I sat in the principal’s office thinking about what you told me the day before we started St. Richard. “Be twice as excellent and be twice as careful from this point on,” you said. “Everything you thought you knew changes tomorrow. Being twice as excellent as white folk will get you half of what they get. Being anything less will get you hell.”
I assumed we were already twice as excellent as the white kids at St. Richard precisely because their library looked like a cathedral and ours was an old trailer on cinder blocks. I thought you should have told me to be twice as excellent as you or Grandmama since y’all were the most excellent people I knew.

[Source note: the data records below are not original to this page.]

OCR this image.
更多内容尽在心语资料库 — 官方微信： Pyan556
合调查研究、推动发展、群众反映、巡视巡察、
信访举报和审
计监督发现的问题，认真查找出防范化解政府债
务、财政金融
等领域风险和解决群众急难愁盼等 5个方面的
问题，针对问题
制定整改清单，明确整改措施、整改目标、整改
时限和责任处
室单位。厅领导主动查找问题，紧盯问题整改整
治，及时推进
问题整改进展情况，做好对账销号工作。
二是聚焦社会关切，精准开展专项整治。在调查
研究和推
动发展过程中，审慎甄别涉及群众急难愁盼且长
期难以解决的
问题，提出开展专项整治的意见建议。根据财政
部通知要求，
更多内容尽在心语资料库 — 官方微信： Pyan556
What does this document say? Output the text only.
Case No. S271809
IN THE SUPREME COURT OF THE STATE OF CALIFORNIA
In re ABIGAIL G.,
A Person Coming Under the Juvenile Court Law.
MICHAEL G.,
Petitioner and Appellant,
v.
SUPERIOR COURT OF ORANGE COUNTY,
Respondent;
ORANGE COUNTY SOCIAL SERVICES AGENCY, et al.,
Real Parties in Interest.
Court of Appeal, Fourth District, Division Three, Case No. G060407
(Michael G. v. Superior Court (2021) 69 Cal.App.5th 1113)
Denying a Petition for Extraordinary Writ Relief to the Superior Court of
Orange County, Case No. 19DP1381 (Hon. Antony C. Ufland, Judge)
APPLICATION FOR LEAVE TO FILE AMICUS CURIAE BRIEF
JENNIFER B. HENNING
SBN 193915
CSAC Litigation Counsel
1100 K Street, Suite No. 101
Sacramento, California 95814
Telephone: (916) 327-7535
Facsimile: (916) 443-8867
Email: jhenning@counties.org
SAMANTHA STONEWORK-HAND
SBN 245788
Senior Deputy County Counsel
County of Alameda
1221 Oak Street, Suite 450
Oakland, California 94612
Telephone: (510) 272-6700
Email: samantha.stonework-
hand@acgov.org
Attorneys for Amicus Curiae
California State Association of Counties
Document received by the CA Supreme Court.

LaThon got whupped by a black woman who loved him when he got home. I got beaten by a black woman who loved me the next morning. With every lash you brought down on my body, I was reminded of what I knew, and how I knew it. I knew you didn’t want white folk to judge you if I came to school with visible welts, so you beat me on my back, my ass, my thick thighs instead of my arms, my neck, my hands, and my face like you did when I went to Holy Family. I knew that if my white classmates were getting beaten at home, they were not getting beaten at home because of what any black person on Earth thought of them.